Enclosure, Maryville, Co. Clare
Co. Clare |
Enclosures
On a south-east-facing slope in rough pasture near Maryville in County Clare, a low D-shaped platform sits quietly within a landscape that has been worked and reworked across multiple periods.
It measures roughly 21.8 metres east to west and 18.1 metres north to south, rising only between 0.2 and 0.4 metres above the surrounding ground for most of its perimeter, though reaching a maximum height of 1.2 metres in places. The grass-covered interior sits flush with the edge, and the stone that defines the platform may simply be naturally occurring fractured bedrock rather than deliberate construction. What makes it genuinely puzzling is the western side, which has a jagged, irregular profile consistent with quarrying activity, meaning the shape visitors see today may owe as much to stone extraction as to any original design intention.

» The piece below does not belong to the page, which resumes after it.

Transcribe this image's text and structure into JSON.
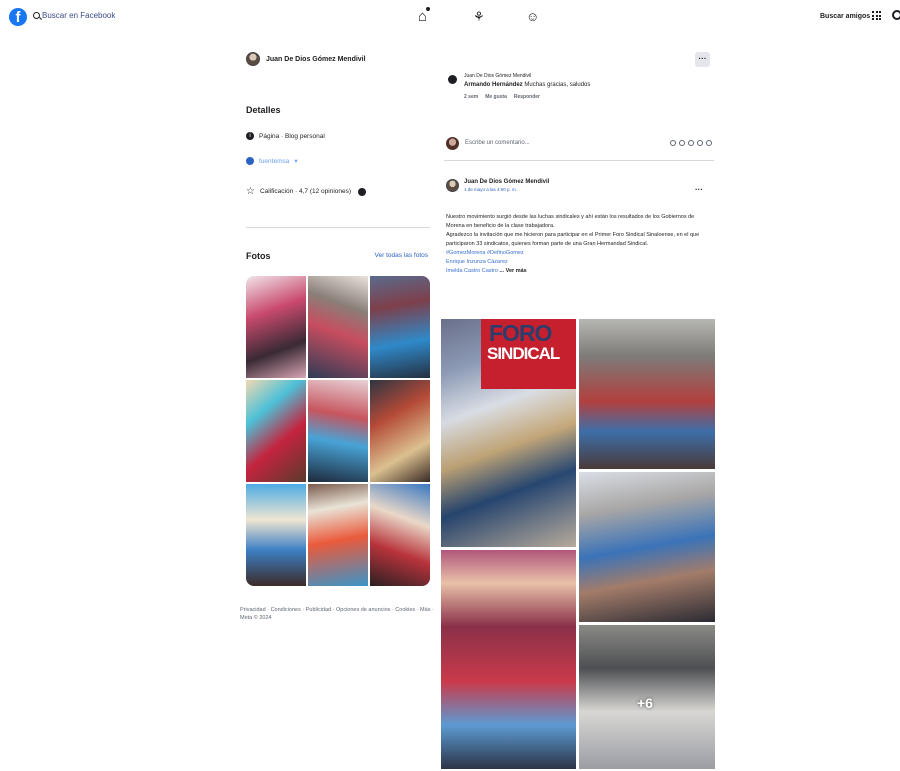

The site appears on the 1840 edition of the Ordnance Survey six-inch map, where it is shown as a roughly rectangular enclosed copse of mixed trees, suggesting that by the nineteenth century the ground was wooded and bounded in some deliberate way. Whether the enclosure the trees once occupied was itself ancient, or whether the planting simply followed the line of earlier earthworks, is not clear. What is clear is that the surrounding field system is extensive and spans multiple periods, placing this ambiguous little platform within a much longer story of land use in the area. Approximately 44 metres to the south-south-east lies a cashel, a type of stone-walled enclosure associated with early medieval settlement in Ireland, which raises the possibility that the two features were once part of a connected landscape of activity, though no firm relationship between them has been established.